In wondering this week whether Hebrews 12:18-24 has anything to say to us today about what happens in corporate worship, I’ve recounted three of my most memorable and impactful worship experiences: in Jerusalem in 2007, at the Tulsa Workshop in 2004, and at the first “4 Amarillo” service in 2013. Of course, our attitudes and our expectations have a lot to do with our worship experiences. But there’s also a whole lot happening in us, to us, and through us every Sunday, regardless of our own individual engagement. That’s what the preacher in Hebrews is talking about.

I point to my worship experience at the Western Wall in Jerusalem because God was there. But we can say the same thing about the place where we worship God together every Sunday. We gather with the saints who’ve gone before. We gather in a building that exists because a group of Amarillo Christians started worshiping together in 1908. We stand on the shoulders of the older Christians in the room. All of that is evidence that God himself was here! He met with his people right here!

I point to my experience in Tulsa because I felt at that time God is here. He’s speaking to me here. But we can say the same thing about worship in our church. The forgiveness and the restoration that happens here, the baptisms and the prayers, the salvation and the meal, the reconciliation, the changed lives, the Christian service — all of that is proof that God himself is here and present and active with his people.

I point to that “4 Amarillo” assembly because it felt like we were truly worshiping in the experience of the perfect will of God. It felt like heaven. But the same is true in our church every Sunday. When we come to God together in his holy presence with no fear and no guilt, that is God’s will for all of eternity. “I will dwell with you” — that’s his covenant — “I will live with you and I will be your God and you will be my people.” What better place to experience that than in worship?
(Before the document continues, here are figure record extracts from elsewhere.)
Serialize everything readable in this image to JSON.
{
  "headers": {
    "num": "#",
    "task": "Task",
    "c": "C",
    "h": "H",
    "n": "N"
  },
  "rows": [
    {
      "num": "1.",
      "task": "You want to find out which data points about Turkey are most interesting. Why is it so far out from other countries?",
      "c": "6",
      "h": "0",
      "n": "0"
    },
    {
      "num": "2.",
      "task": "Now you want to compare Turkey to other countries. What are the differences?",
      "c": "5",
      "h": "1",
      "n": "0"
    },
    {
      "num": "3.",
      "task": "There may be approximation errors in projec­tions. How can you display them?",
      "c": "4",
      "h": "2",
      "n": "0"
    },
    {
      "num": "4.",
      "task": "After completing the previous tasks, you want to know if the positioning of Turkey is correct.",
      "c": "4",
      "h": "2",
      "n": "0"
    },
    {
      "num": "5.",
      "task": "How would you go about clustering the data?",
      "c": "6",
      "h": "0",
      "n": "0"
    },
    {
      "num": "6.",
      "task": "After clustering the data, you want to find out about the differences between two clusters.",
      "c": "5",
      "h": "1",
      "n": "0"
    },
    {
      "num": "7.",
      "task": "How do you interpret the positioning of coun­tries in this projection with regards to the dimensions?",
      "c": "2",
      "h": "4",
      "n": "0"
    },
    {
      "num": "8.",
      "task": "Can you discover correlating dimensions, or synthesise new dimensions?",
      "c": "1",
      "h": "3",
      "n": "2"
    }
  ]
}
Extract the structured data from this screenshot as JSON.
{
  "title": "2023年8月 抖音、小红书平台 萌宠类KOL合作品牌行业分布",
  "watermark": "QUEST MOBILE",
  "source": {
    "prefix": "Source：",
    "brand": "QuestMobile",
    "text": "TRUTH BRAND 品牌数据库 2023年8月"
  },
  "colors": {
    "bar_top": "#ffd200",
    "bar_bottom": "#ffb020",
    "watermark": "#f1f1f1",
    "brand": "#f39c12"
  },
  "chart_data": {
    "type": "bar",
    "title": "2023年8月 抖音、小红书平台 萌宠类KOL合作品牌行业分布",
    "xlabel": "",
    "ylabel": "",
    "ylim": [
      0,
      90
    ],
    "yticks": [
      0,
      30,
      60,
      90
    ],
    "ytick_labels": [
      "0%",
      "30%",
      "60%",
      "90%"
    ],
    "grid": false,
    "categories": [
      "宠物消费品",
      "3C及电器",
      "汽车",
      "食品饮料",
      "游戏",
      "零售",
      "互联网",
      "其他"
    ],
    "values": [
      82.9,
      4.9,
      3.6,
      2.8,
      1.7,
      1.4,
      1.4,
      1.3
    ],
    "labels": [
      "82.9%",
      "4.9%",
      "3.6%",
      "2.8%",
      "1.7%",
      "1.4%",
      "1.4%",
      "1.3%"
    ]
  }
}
God’s everlasting will is to bring his people to perfection or completeness. To do that, our sin had to be dealt with totally and completely, our consciences needed to be purified all the way through, so our lives could be brought into joyful conformity with God’s design. Jesus has done that. His blood has purchased and established that sin-forgiving covenant that gives us God’s holiness and righteousness and peace.

That’s what’s so wonderful! That’s what makes the Gospel such good news!

If we’re in Christ, we’re perfect. If we’re in Jesus, we have no sin, no guilt. The Scriptures say in Christ we have fully met the righteous requirements of the Law. So when we come to God, it’s not to a physical, earthly mountain we can see. We come to Zion, to the heavenly Jerusalem, the true spiritual dwelling place of the Lord. We come to angels and heavenly saints and we come to God himself — not just lights and noise and smoke and a thundering voice. Through our perfect mediator, we’ve got full and complete access to God in heaven, not on an earthly mountain, but on his heavenly throne.

And we’re not afraid. We come to him in boldness and confidence, right into his presence, together, because we come as perfect and sinless and holy. No fear. Instead, overflowing with thanksgiving and joy. Not darkness and gloom and dread and guilt, but with celebration and song and praise.

How do we know? Because that’s what we’ve heard.

How was church? Well, what have you heard?